Although the present invention has been described in detail with reference to the above embodiments, it is needless to say that the present invention is not limited to the above-described embodiments, and various modifications may be made without departing from the spirit of the present invention.

As described above, according to the self-excited oscillation circuit of the present invention, it is possible to prevent a frequency mismatch phenomenon that may be caused by an external environmental factor, and even if the input voltage changes in a wide range, A constant voltage and current can be obtained at the output load.

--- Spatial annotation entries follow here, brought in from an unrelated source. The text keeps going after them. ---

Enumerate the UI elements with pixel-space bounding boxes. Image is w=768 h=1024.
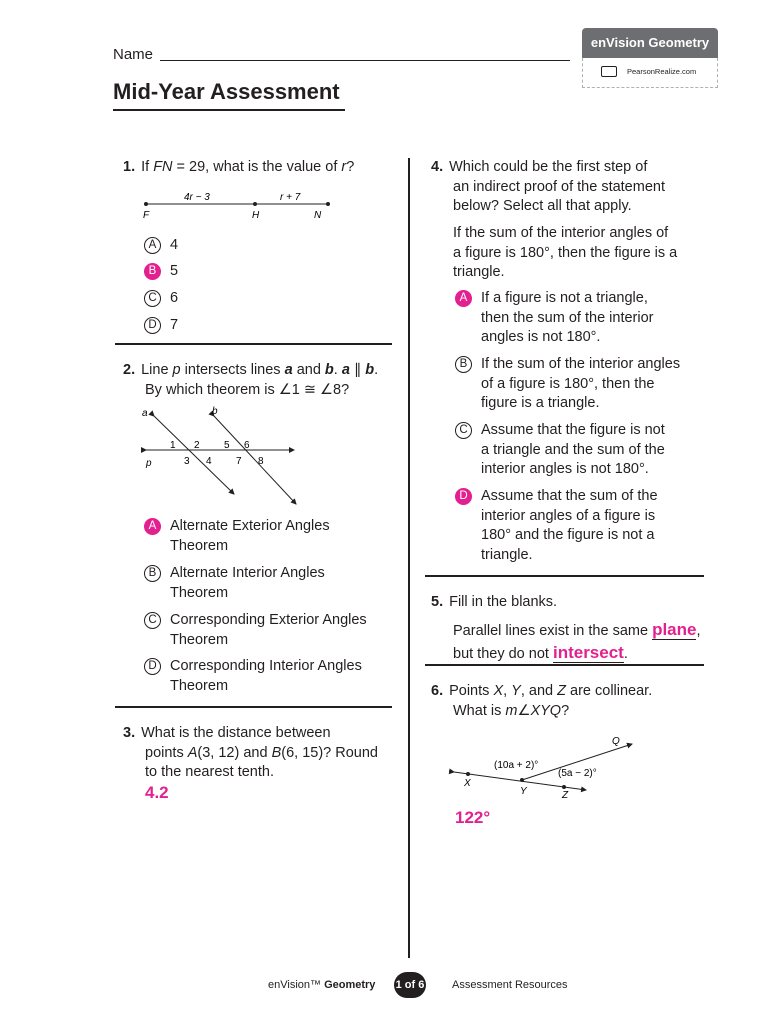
question-3: 3. What is the distance between points A(3, 12) and B(6, 15)? Round to the nearest tenth.	[123, 725, 378, 780]
q6-answer: 122°	[455, 808, 491, 827]
svg-text:8: 8	[258, 456, 264, 467]
footer-resources: Assessment Resources	[452, 979, 568, 991]
divider-q2	[115, 706, 392, 708]
seg2-label: r + 7	[280, 192, 301, 203]
point-F: F	[143, 210, 150, 221]
brand-logo: enVision Geometry	[582, 28, 718, 58]
q2-option-c[interactable]: C Corresponding Exterior Angles Theorem	[144, 611, 367, 650]
name-field[interactable]	[160, 60, 570, 61]
divider-q4	[425, 575, 704, 577]
svg-text:Z: Z	[562, 790, 569, 801]
q5-sentence: Parallel lines exist in the same plane, but they do not intersect.	[453, 620, 701, 662]
point-H: H	[252, 210, 260, 221]
page-indicator: 1 of 6	[394, 972, 426, 998]
q1-option-c[interactable]: C 6	[144, 289, 178, 309]
seg1-label: 4r − 3	[184, 192, 210, 203]
question-6: 6. Points X, Y, and Z are collinear. What is m∠XYQ?	[431, 683, 653, 719]
q5-blank-2[interactable]: intersect	[552, 643, 624, 662]
q1-option-d[interactable]: D 7	[144, 316, 178, 336]
parallel-lines-diagram	[138, 404, 308, 508]
svg-text:3: 3	[184, 456, 190, 467]
divider-q5	[425, 664, 704, 666]
realize-link[interactable]: PearsonRealize.com	[627, 67, 697, 76]
q4-option-c[interactable]: C Assume that the figure is not a triangle and the sum of the interior angles is not 180°.	[455, 421, 665, 480]
q4-statement: If the sum of the interior angles of a figure is 180°, then the figure is a triangle.	[453, 225, 678, 280]
divider-q1	[115, 343, 392, 345]
svg-text:a: a	[142, 408, 148, 419]
svg-text:p: p	[146, 458, 152, 469]
svg-text:5: 5	[224, 440, 230, 451]
footer-brand: enVision™ Geometry	[268, 979, 376, 991]
point-N: N	[314, 210, 322, 221]
realize-box	[582, 58, 718, 88]
svg-text:7: 7	[236, 456, 242, 467]
q1-option-a[interactable]: A 4	[144, 236, 178, 256]
svg-text:1: 1	[170, 440, 176, 451]
svg-text:(10a + 2)°: (10a + 2)°	[494, 760, 539, 771]
svg-text:Q: Q	[612, 736, 620, 747]
svg-text:6: 6	[244, 440, 250, 451]
q4-option-b[interactable]: B If the sum of the interior angles of a figure is 180°, then the figure is a triangle.	[455, 355, 680, 414]
q4-option-a[interactable]: A If a figure is not a triangle, then the sum of the interior angles is not 180°.	[455, 289, 654, 348]
svg-text:X: X	[464, 778, 471, 789]
q2-option-b[interactable]: B Alternate Interior Angles Theorem	[144, 564, 325, 603]
question-5: 5. Fill in the blanks.	[431, 594, 558, 610]
segment-diagram	[140, 188, 340, 226]
svg-text:Y: Y	[520, 786, 527, 797]
monitor-icon	[601, 66, 617, 77]
title-underline	[113, 109, 345, 111]
question-2: 2. Line p intersects lines a and b. a ∥ b. By which theorem is ∠1 ≅ ∠8?	[123, 362, 379, 398]
svg-text:2: 2	[194, 440, 200, 451]
collinear-diagram	[446, 732, 646, 802]
question-1: 1. If FN = 29, what is the value of r?	[123, 159, 355, 175]
q1-option-b[interactable]: B 5	[144, 262, 178, 282]
column-divider	[408, 158, 410, 958]
q4-option-d[interactable]: D Assume that the sum of the interior angles of a figure is 180° and the figure is not a triangle.	[455, 487, 658, 565]
svg-text:(5a − 2)°: (5a − 2)°	[558, 768, 597, 779]
q5-blank-1[interactable]: plane	[652, 620, 697, 639]
svg-text:b: b	[212, 406, 218, 417]
q2-option-d[interactable]: D Corresponding Interior Angles Theorem	[144, 657, 362, 696]
svg-text:4: 4	[206, 456, 212, 467]
question-4: 4. Which could be the first step of an indirect proof of the statement below? Select all that apply.	[431, 159, 665, 214]
q3-answer: 4.2	[145, 783, 169, 802]
page-title: Mid-Year Assessment	[113, 79, 340, 104]
q2-option-a[interactable]: A Alternate Exterior Angles Theorem	[144, 517, 330, 556]
name-label: Name	[113, 46, 154, 63]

In addition, by applying the power amplifier stage to not only the half bridge but also the full bridge, the boost ratio of the PCT or the magnetic transformer can be reduced to about half. Therefore, the volume of the PCT and the magnetic transformer can be reduced, and the entire inverter can be made smaller and thinner.

Claims (6)

It is a single-stage self-excited oscillation circuit that enables wide range of input line regulation (input line regulation) Load, Power supply terminal, Power amplifying means connected to the power supply terminal, A filter formed of an inductor and a capacitor and connected to the power amplifier, Driving means for driving said load, transform means connected to said filter, Pulse forming means connected to the transformer means for forming a sawtooth wave corresponding to a self-oscillating frequency in a signal output from the transformer means, Error amplifying means connected to the load for comparing a predetermined load current value with an actual current value in the load, And pulse width modulation means for changing a duty ratio of the self-oscillation signal itself by using a sawtooth signal formed in the pulse forming means and a comparison signal in the error amplifying means, And the input line regulation of the entire circuit is performed by the self-excited oscillation signal. The method according to claim 1, And the pulse width modulating means modulates the pulse width by the pulse forming means, the error amplifying means, and the pulse width modulating means using the self-excited oscillating signal itself. The method according to claim 1, Wherein the transformer means comprises a piezoelectric ceramic transformer or a magnetic transformer, Further comprising a half bridge amplifying stage for driving the piezoelectric ceramic transformer or the magnetic transformer. The method of claim 3, Wherein the charge pump circuit is applied to the half bridge amplification stage in order to prevent a significant increase in switching loss when the duty ratio of the pulse is very narrow in the pulse width modulation system. The method according to claim 1, Wherein the transformer means comprises a piezoelectric ceramic transformer or a magnetic transformer, Further comprising a full bridge amplifying stage for driving the piezoelectric transformer or the magnetic transformer and reducing the size of each transformer by reducing the step-up ratio of the piezoelectric transformer or the magnetic transformer. 6. The method of claim 5, Wherein the charge pump circuit is applied to the full bridge amplification stage to prevent a significant increase in switching loss when the duty ratio of the pulse is very narrow in the pulse width modulation system.